Q. What does backpropagation compute, and is it the same as training?
It computes the gradient, every knob’s wish, in one backward sweep. It is not training by itself: backprop finds the gradient, then gradient descent (lesson 7) uses it to take the step. Backprop is one ingredient in the loop.
Q. Why is the brute-force gradient (nudge each knob, re-run) hopeless?
It would cost about 13,000 full forward passes per image (one per knob), times tens of thousands of images. Backpropagation instead gets all ~13,000 wishes at once, for about the cost of one extra pass.
Q. What is the reframe at the heart of backpropagation?
Instead of “how does the cost depend on this buried weight,” ask “what does each output neuron want?” Each has a desired direction and strength, which is the same information as the cost in a more actionable form.
Q. What are the three ways to push a neuron's activation up?
Raise its bias; raise the weights on its already-bright inputs; or raise the activations of the previous-layer neurons it connects to with positive weights.
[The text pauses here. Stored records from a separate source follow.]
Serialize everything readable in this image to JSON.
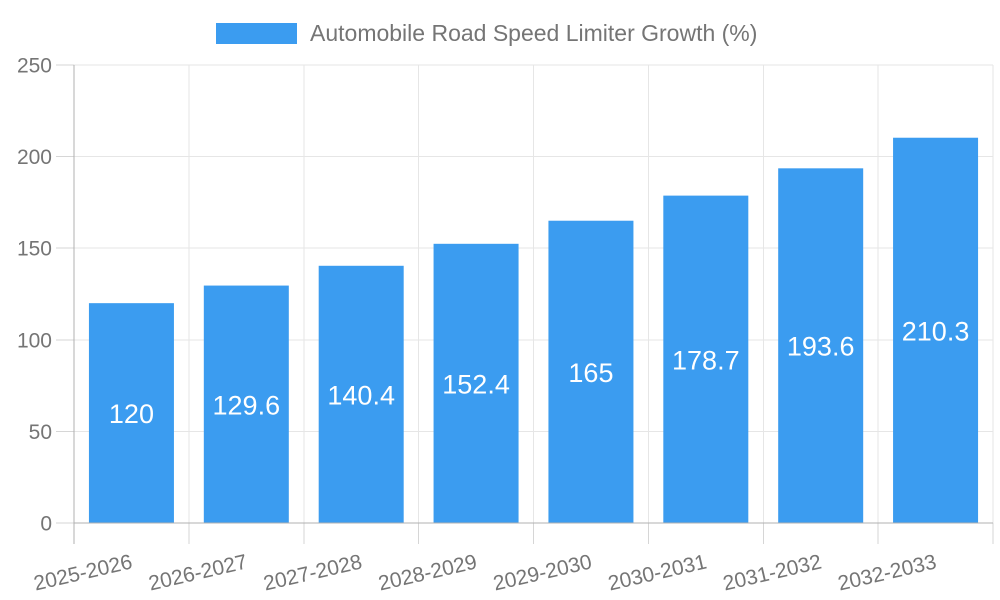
{
  "page": {
    "background": "#ffffff"
  },
  "legend": {
    "label": "Automobile Road Speed Limiter Growth (%)",
    "swatch_color": "#3b9cf0",
    "position": "top"
  },
  "chart_data": {
    "type": "bar",
    "title": "Automobile Road Speed Limiter Growth (%)",
    "series_name": "Automobile Road Speed Limiter Growth (%)",
    "categories": [
      "2025-2026",
      "2026-2027",
      "2027-2028",
      "2028-2029",
      "2029-2030",
      "2030-2031",
      "2031-2032",
      "2032-2033"
    ],
    "values": [
      120,
      129.6,
      140.4,
      152.4,
      165,
      178.7,
      193.6,
      210.3
    ],
    "value_labels": [
      "120",
      "129.6",
      "140.4",
      "152.4",
      "165",
      "178.7",
      "193.6",
      "210.3"
    ],
    "xlabel": "",
    "ylabel": "",
    "ylim": [
      0,
      250
    ],
    "y_ticks": [
      0,
      50,
      100,
      150,
      200,
      250
    ],
    "grid": true,
    "legend_position": "top",
    "x_label_rotation_deg": -13,
    "colors": {
      "bar": "#3b9cf0",
      "value_label": "#ffffff",
      "grid": "#e6e6e6",
      "axis": "#b0b0b0",
      "tick": "#d6d6d6",
      "text": "#757575"
    }
  }
}
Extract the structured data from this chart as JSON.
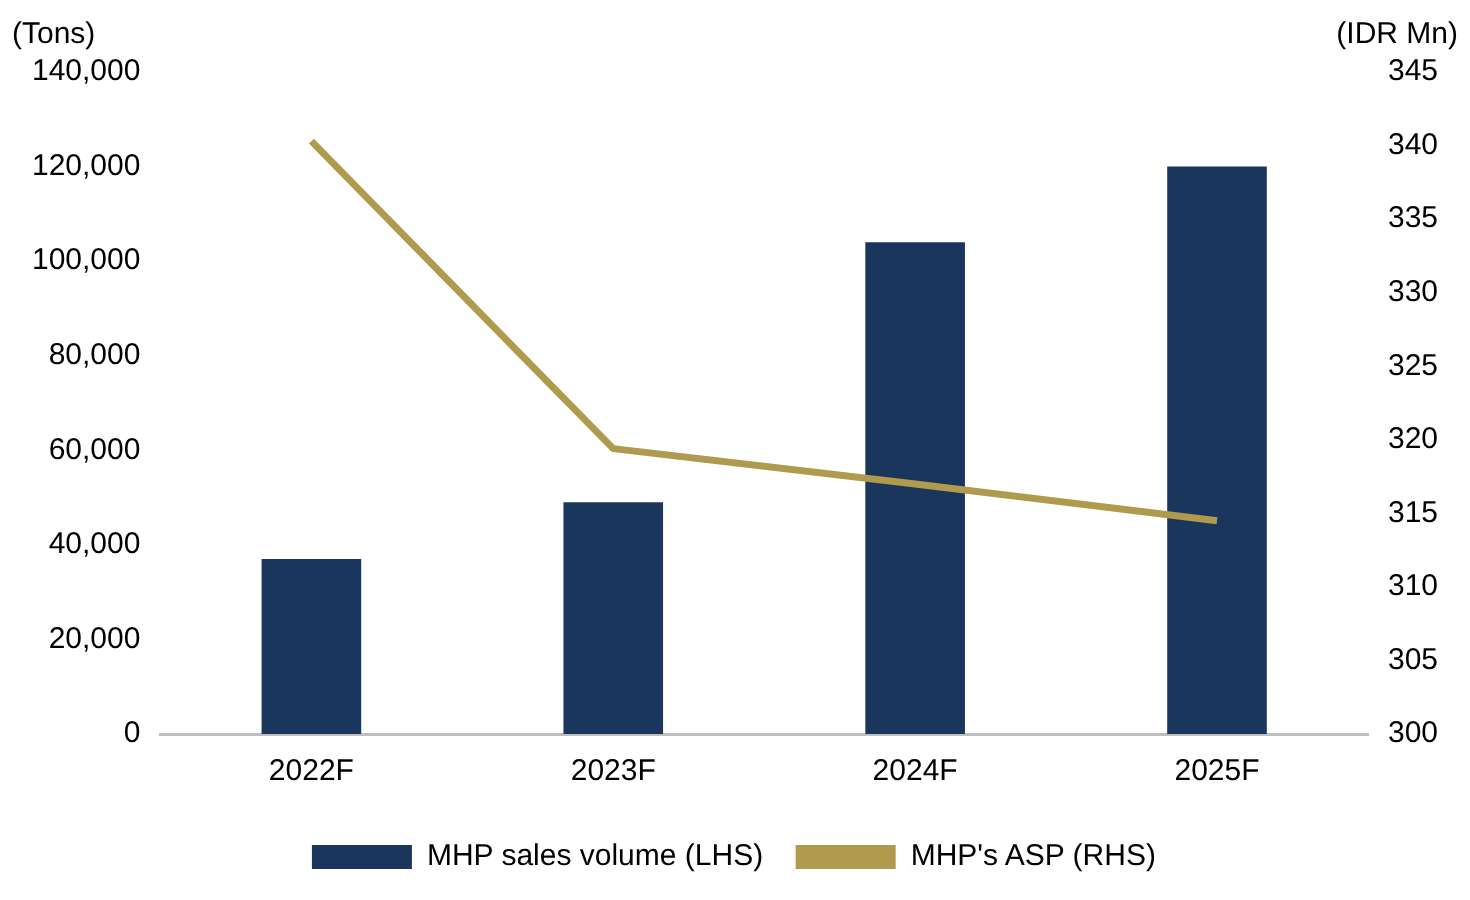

The first two are adjustable knobs; the third is only a wish.
Q. How does a neuron's wish become the previous layer's wishes?
A neuron cannot set earlier activations directly, so it wishes the previous layer were different (more from positive-weight inputs, less from negative). Summing all neurons’ competing wishes gives each previous-layer neuron one net wish. That is the backward propagation.
Q. What does one forward pass plus one backward pass give you?
The entire gradient: every weight’s and bias’s wished-for nudge at once, for about the cost of running the network once (not 13,000 times). That efficiency is what makes training large networks possible.
Q. Why average the wishes over many examples?
One image’s wishes are self-serving and noisy (a “3” wants “see everything as 3”). Averaging across many examples lets consistent pulls survive and add up while quirks cancel. That averaged signal is the true gradient, so learning needs lots of data.
Q. Which direction does the gradient computation flow, and which direction is the forward pass?
The forward pass flows input to output (computing the answer). Backpropagation flows backward, output to input (computing the gradient), because desires start where the cost is felt and propagate back layer by layer.
Q. What is a trained model, in light of backpropagation?
Not designed but settled into: its parameters are the accumulated residue of countless small wishes, averaged over mountains of examples and applied over and over until the cost stopped falling. There is no author of those billions of numbers.